The quarter-deck was thronged by men of two races. Lingard and Mrs. Travers crossed it rapidly between the groups that moved out of the way on their passage. Lingard threw open the cabin door for her, but remained on deck to inquire about his boats. They had returned while he was on board the yacht, and the two men in charge of them came aft to make their reports. The boat sent north had seen nothing. The boat which had been directed to explore the banks and islets to the south had actually been in sight of Daman's praus. The man in charge reported that several fires were burning on the shore, the crews of the two praus being encamped on a sandbank. Cooking was going on. They had been near enough to hear the voices. There was a man keeping watch on the ridge; they knew this because they heard him shouting to the people below, by the fires. Lingard wanted to know how they had managed to remain unseen. "The night was our hiding place," answered the man in his deep growling voice. He knew nothing of any white men being in Daman's camp. Why should there be? Rajah Hassim and the Lady, his sister, appeared unexpectedly near his boat in their canoe. Rajah Hassim had ordered him then in whispers to go back to the brig at once, and tell Tuan what he had observed. Rajah Hassim said also that he would return to the brig with more news very soon. He obeyed because the Rajah was to him a person of authority, "having the perfect knowledge of Tuan's mind as we all know."--"Enough," cried Lingard, suddenly.
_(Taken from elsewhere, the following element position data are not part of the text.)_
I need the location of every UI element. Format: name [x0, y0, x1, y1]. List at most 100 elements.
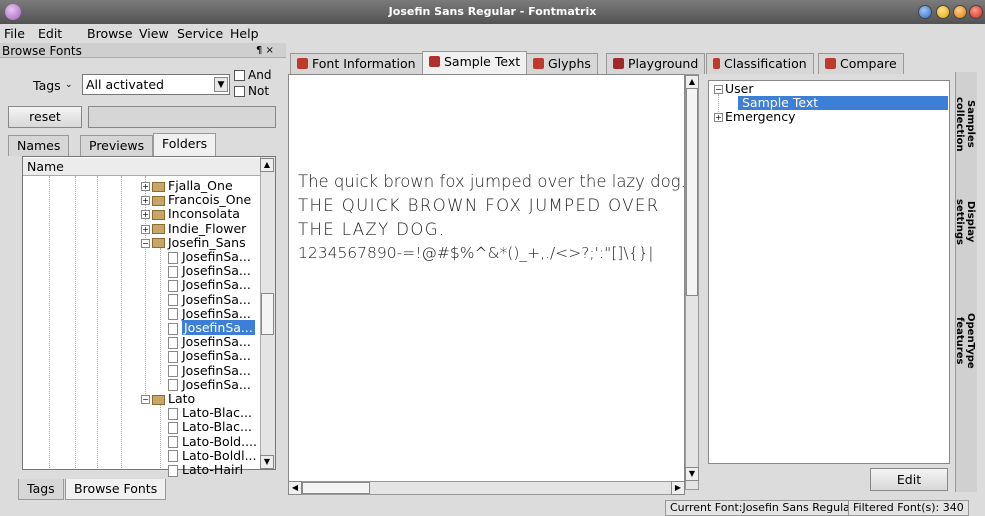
- tree-item-emergency[interactable]: + Emergency: [714, 110, 796, 124]
- tree-file[interactable]: JosefinSa...: [168, 250, 251, 264]
- expand-icon[interactable]: +: [141, 210, 150, 220]
- expand-icon[interactable]: +: [714, 113, 723, 122]
- sample-line-1: The quick brown fox jumped over the lazy…: [298, 172, 686, 191]
- scrollbar-thumb[interactable]: [302, 482, 370, 494]
- tab-samples-collection[interactable]: Samples collection: [954, 74, 976, 174]
- tree-item-user[interactable]: − User: [714, 82, 754, 96]
- menu-browse[interactable]: Browse: [87, 26, 133, 41]
- tree-item-label: Fjalla_One: [168, 178, 233, 193]
- tab-browse-fonts[interactable]: Browse Fonts: [65, 479, 167, 500]
- tab-classification[interactable]: Classification: [706, 53, 814, 74]
- dock-controls[interactable]: ¶ ×: [256, 45, 274, 56]
- tree-file[interactable]: JosefinSa...: [168, 376, 251, 392]
- edit-button[interactable]: Edit: [870, 468, 948, 491]
- tab-font-information[interactable]: Font Information: [290, 53, 423, 74]
- tab-names[interactable]: Names: [8, 135, 70, 156]
- tree-header[interactable]: Name: [23, 158, 261, 176]
- menu-view[interactable]: View: [139, 26, 169, 41]
- expand-icon[interactable]: +: [141, 224, 150, 234]
- tree-file[interactable]: JosefinSa...: [168, 278, 251, 292]
- tree-file[interactable]: JosefinSa...: [168, 349, 251, 363]
- window-titlebar: Josefin Sans Regular - Fontmatrix: [0, 0, 985, 24]
- file-icon: [168, 265, 178, 278]
- tree-item-label: JosefinSa...: [182, 263, 251, 279]
- tree-folder[interactable]: + Fjalla_One: [141, 179, 233, 193]
- reset-button[interactable]: reset: [8, 106, 82, 128]
- tree-file[interactable]: Lato-Blac...: [168, 420, 252, 434]
- tree-file[interactable]: JosefinSa...: [168, 306, 251, 321]
- scroll-up-icon[interactable]: ▲: [685, 75, 699, 89]
- tree-file[interactable]: Lato-Boldl...: [168, 448, 257, 463]
- scroll-down-icon[interactable]: ▼: [685, 467, 699, 481]
- menu-edit[interactable]: Edit: [38, 26, 62, 41]
- tab-playground[interactable]: Playground: [606, 53, 706, 74]
- font-info-icon: [297, 58, 308, 69]
- tree-file[interactable]: Lato-Blac...: [168, 406, 252, 420]
- scroll-up-icon[interactable]: ▲: [260, 158, 274, 172]
- tab-sample-text[interactable]: Sample Text: [422, 51, 528, 74]
- samples-tree[interactable]: [708, 80, 950, 464]
- tree-file[interactable]: JosefinSa...: [168, 264, 251, 278]
- tree-file[interactable]: JosefinSa...: [168, 335, 251, 349]
- tab-previews[interactable]: Previews: [80, 135, 154, 156]
- maximize-window-button[interactable]: [953, 5, 967, 19]
- tree-folder[interactable]: − Lato: [141, 392, 195, 406]
- sample-line-4: 1234567890-=!@#$%^&*()_+,./<>?;':"[]\{}|: [298, 244, 654, 262]
- expand-icon[interactable]: +: [141, 182, 150, 191]
- menu-service[interactable]: Service: [177, 26, 223, 41]
- tab-folders[interactable]: Folders: [153, 133, 217, 156]
- tree-item-sample-text[interactable]: Sample Text: [738, 96, 948, 110]
- playground-icon: [613, 58, 624, 69]
- app-icon[interactable]: [5, 4, 21, 20]
- tree-item-label: JosefinSa...: [182, 376, 251, 392]
- folder-icon: [152, 238, 165, 249]
- minimize-window-button[interactable]: [936, 5, 950, 19]
- tree-file[interactable]: JosefinSa...: [168, 362, 251, 378]
- scroll-right-icon[interactable]: ▶: [671, 481, 685, 495]
- scrollbar-thumb[interactable]: [686, 88, 698, 296]
- tree-item-label: Josefin_Sans: [168, 234, 246, 250]
- menu-file[interactable]: File: [4, 26, 25, 41]
- collapse-icon[interactable]: −: [141, 395, 150, 404]
- tree-item-label: Lato-Hairl: [182, 462, 244, 477]
- tree-folder[interactable]: + Francois_One: [141, 193, 251, 207]
- tree-folder[interactable]: − Josefin_Sans: [141, 234, 246, 250]
- combo-arrow-icon[interactable]: ▼: [214, 77, 228, 92]
- tab-compare[interactable]: Compare: [818, 53, 904, 74]
- collapse-icon[interactable]: −: [714, 85, 723, 94]
- tab-display-settings[interactable]: Display settings: [954, 180, 976, 264]
- tree-item-label: Lato-Blac...: [182, 405, 252, 421]
- file-icon: [168, 379, 178, 392]
- panel-title: Browse Fonts: [2, 44, 82, 58]
- tree-item-label: Inconsolata: [168, 206, 240, 222]
- tags-combo[interactable]: All activated: [82, 74, 230, 95]
- tree-folder[interactable]: + Indie_Flower: [141, 221, 246, 236]
- tab-glyphs[interactable]: Glyphs: [526, 53, 598, 74]
- menu-help[interactable]: Help: [230, 26, 259, 41]
- tree-file[interactable]: Lato-Bold....: [168, 434, 257, 449]
- not-label: Not: [248, 84, 270, 98]
- collapse-icon[interactable]: −: [141, 238, 150, 248]
- tree-file[interactable]: Lato-Hairl: [168, 463, 243, 477]
- not-checkbox[interactable]: [234, 86, 245, 97]
- tree-file[interactable]: JosefinSa...: [168, 292, 251, 307]
- and-checkbox[interactable]: [234, 70, 245, 81]
- expand-icon[interactable]: +: [141, 196, 150, 206]
- tree-item-label: Francois_One: [168, 192, 252, 208]
- tags-dropdown-icon[interactable]: ⌄: [65, 80, 73, 90]
- search-field[interactable]: [88, 106, 276, 128]
- sample-text-view[interactable]: [288, 74, 685, 490]
- shade-window-button[interactable]: [918, 5, 932, 19]
- scrollbar-thumb[interactable]: [261, 293, 274, 335]
- tab-opentype-features[interactable]: OpenType features: [954, 290, 976, 392]
- tree-item-label: JosefinSa...: [182, 362, 251, 378]
- file-icon: [168, 350, 178, 363]
- scroll-down-icon[interactable]: ▼: [260, 455, 274, 469]
- tags-combo-value: All activated: [86, 77, 164, 92]
- compare-icon: [825, 58, 836, 69]
- tab-tags[interactable]: Tags: [18, 479, 64, 500]
- tree-folder[interactable]: + Inconsolata: [141, 207, 240, 221]
- scroll-left-icon[interactable]: ◀: [288, 481, 302, 495]
- close-window-button[interactable]: [969, 5, 983, 19]
- tree-file[interactable]: JosefinSa...: [168, 320, 255, 335]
The man looked up heavily for a moment, and retreated forward without another word. Lingard followed him with irritated eyes. A new power had come into the world, had possessed itself of human speech, had imparted to it a sinister irony of allusion. To be told that someone had "a perfect knowledge of his mind" startled him and made him wince. It made him aware that now he did not know his mind himself--that it seemed impossible for him ever to regain that knowledge. And the new power not only had cast its spell upon the words he had to hear, but also upon the facts that assailed him, upon the people he saw, upon the thoughts he had to guide, upon the feelings he had to bear. They remained what they had ever been--the visible surface of life open in the sun to the conquering tread of an unfettered will. Yesterday they could have been discerned clearly, mastered and despised; but now another power had come into the world, and had cast over them all the wavering gloom of a dark and inscrutable purpose.